Where Do I Begin?

There are literally volumes and volumes of Federal and State regulations regarding Occupational Safety and Health.  Where do you begin?

I believe the place to start is called the “General Duty Clause” which applies to every business no matter what industry it belongs to, or how many employees it has.  “General Duty Clauses” state that each employer will “provide a safe and healthful place of employment for its workers”.  The next question is “How Do You Do That”?

No matter what type of business, or how many employees work there, the way to make the workplace safe is to identify the hazards.  That means each group of workers faces things during their workday that could hurt them.  Even one office worker can have the file cabinet fall on them, or have injuries from typing all day without interrupting the work.

Some hazards are inherent.  That means those hazards always exist in that workplace.  An example would be the requirement to use a power saw or skill saw of some sort.  The saw doesn’t care what it cuts, so the user has to operate it in accordance with company policies, or the instructions from the manufacturer.  It is never acceptable for an employee to remove a protective guard from the tool, but it’s easy and common to find them missing.

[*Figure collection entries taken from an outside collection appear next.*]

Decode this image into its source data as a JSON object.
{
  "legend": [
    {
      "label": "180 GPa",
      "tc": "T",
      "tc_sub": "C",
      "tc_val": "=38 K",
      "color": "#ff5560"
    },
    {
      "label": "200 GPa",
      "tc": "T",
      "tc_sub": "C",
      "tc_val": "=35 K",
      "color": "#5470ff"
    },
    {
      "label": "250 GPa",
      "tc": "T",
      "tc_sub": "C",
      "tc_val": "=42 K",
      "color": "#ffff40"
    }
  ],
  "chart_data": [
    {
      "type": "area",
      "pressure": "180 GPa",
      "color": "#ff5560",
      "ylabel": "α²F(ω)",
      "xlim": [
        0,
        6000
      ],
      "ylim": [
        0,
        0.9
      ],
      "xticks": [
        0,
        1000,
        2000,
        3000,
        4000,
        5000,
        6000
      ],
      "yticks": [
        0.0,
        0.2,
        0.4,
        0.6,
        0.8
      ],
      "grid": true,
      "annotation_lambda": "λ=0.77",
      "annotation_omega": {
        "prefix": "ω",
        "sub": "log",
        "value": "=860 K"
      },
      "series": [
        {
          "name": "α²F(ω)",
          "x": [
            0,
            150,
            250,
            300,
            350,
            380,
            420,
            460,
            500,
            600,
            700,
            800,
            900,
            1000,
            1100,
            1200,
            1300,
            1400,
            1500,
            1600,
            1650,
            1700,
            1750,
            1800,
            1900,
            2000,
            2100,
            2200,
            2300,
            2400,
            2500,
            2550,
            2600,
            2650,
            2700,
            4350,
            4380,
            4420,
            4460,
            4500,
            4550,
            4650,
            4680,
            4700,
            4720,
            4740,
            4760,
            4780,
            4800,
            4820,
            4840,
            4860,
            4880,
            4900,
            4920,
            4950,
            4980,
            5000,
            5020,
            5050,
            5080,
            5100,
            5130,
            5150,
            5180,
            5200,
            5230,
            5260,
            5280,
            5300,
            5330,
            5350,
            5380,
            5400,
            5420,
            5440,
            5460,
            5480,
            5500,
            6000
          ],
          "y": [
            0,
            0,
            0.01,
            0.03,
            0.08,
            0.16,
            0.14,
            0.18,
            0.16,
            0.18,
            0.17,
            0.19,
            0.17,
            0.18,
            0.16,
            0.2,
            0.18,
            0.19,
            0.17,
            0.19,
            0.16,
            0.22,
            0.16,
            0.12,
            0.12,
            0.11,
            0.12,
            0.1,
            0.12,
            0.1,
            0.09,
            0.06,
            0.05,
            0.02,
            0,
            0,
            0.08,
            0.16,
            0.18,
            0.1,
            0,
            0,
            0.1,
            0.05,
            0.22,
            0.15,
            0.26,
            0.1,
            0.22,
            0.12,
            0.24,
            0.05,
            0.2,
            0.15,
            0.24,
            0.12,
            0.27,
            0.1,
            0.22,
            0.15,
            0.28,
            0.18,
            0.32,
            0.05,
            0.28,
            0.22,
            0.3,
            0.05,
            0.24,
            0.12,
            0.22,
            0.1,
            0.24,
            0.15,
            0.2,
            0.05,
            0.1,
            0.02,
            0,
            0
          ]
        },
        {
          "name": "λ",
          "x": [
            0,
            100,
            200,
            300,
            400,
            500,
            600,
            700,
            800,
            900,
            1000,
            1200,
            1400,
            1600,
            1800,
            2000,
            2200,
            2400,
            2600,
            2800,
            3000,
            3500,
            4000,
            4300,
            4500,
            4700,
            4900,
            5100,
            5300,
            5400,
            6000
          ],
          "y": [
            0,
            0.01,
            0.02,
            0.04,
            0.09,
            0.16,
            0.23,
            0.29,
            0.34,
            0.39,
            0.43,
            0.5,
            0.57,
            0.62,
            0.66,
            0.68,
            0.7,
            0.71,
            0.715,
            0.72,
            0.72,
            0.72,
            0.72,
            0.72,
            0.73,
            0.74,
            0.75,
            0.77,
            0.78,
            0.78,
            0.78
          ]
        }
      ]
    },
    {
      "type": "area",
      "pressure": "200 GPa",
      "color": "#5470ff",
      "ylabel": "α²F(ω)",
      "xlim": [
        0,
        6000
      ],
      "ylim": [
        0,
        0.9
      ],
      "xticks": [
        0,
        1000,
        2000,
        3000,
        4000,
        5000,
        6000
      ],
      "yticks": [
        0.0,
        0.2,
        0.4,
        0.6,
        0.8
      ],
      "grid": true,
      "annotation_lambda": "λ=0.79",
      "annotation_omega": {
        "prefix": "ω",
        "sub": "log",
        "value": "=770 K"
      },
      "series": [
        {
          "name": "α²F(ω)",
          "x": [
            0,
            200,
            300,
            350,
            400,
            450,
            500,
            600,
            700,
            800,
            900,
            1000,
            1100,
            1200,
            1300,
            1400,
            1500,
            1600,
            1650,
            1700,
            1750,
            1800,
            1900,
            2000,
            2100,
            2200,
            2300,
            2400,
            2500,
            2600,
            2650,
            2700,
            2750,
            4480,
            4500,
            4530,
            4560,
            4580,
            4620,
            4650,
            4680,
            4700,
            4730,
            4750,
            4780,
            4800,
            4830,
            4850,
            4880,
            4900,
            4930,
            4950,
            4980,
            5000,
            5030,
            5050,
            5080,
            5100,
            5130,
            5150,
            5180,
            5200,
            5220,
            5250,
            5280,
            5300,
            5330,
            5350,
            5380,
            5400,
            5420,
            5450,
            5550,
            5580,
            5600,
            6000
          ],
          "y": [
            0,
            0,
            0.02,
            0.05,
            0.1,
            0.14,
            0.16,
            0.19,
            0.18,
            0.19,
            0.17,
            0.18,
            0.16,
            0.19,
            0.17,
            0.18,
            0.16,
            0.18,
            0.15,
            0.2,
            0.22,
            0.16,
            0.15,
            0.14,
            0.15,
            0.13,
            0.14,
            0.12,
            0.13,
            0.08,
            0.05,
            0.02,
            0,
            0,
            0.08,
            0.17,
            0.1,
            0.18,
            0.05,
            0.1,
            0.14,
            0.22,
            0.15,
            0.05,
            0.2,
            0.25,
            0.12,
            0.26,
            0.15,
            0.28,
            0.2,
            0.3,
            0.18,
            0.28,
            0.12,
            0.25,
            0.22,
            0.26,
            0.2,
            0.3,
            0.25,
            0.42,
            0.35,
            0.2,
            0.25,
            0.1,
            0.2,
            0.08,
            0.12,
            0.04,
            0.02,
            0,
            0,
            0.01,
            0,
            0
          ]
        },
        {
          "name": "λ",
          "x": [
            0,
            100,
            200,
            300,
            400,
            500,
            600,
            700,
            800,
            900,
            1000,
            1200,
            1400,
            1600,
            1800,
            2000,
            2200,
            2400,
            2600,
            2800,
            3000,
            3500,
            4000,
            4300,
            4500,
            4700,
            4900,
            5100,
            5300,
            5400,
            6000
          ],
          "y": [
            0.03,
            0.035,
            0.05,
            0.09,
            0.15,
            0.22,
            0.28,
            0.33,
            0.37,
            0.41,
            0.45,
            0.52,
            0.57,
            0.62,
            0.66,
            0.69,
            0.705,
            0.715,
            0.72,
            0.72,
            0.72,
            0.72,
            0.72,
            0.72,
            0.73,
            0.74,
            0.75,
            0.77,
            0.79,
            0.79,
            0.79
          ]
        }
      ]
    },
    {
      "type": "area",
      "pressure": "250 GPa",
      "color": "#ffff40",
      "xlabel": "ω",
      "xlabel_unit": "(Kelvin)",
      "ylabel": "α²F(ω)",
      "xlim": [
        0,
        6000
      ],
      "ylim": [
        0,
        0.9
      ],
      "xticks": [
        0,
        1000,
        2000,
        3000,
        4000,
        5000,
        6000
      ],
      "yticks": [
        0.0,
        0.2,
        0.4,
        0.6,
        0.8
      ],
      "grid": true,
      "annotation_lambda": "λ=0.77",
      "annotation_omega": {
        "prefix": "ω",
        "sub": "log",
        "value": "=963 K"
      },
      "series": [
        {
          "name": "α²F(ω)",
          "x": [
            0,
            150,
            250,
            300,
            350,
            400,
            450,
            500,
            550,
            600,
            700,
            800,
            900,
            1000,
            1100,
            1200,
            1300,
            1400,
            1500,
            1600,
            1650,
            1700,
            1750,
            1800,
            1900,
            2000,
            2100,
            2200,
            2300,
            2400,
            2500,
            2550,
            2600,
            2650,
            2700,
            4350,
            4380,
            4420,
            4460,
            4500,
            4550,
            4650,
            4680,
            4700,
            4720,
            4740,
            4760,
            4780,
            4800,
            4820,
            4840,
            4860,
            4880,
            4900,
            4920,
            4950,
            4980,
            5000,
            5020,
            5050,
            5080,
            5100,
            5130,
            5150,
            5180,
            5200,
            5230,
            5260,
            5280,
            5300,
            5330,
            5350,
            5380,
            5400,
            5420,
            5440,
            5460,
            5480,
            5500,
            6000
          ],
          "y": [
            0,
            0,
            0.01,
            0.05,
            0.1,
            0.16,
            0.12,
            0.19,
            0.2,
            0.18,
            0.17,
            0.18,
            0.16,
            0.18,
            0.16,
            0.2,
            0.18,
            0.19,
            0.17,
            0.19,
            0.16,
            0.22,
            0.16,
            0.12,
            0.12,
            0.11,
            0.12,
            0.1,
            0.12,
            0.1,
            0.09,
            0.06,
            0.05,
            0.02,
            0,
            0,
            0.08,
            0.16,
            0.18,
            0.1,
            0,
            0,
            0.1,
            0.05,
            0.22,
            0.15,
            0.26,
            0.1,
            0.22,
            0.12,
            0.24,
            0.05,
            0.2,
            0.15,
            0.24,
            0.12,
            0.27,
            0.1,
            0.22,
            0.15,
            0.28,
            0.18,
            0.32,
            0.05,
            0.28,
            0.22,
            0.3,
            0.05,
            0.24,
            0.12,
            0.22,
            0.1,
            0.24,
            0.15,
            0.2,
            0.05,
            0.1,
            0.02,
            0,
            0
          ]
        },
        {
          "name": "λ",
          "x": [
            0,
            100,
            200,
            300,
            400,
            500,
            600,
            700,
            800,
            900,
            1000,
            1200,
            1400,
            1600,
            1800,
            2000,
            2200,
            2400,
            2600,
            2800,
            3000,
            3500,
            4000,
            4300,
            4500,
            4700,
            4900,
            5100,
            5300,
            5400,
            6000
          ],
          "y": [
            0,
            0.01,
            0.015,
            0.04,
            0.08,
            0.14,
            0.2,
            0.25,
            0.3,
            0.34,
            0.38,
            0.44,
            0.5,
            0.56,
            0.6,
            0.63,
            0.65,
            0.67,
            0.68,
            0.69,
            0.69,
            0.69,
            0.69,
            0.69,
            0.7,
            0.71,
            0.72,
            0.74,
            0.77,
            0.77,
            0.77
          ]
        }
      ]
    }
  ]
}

Some hazards are temporary, such as water spills, or an extension cord stretched across a pathway that is normally kept clear.  Temporary hazards also include things like Winter and Summer, where employees may now have to drive through ice and snow just to get to work, or who are exposed to potential heat stress disorders from working in areas where the temperature exceeds 86 degrees.  California mandates annual heat stress training for employees potentially exposed.

The fact is, that figuring out what can hurt your employees gives you the ability to create a “Safe Work Practice” to help them avoid the hazard.  There are “Administrative Controls” (policies) that can be implemented to reduce exposures, and there are “Engineering Controls” (stuff) that can be used as well.  When employees have less exposures to hazards, they are safer.  The point is, once you know how employees can be injured, you can DO SOMETHING about it.  That’s where you start, and that’s how you comply with creating and maintaining a safe workplace.

Remember, safety is NOT what we talk about, it’s about what you and your employees actually do!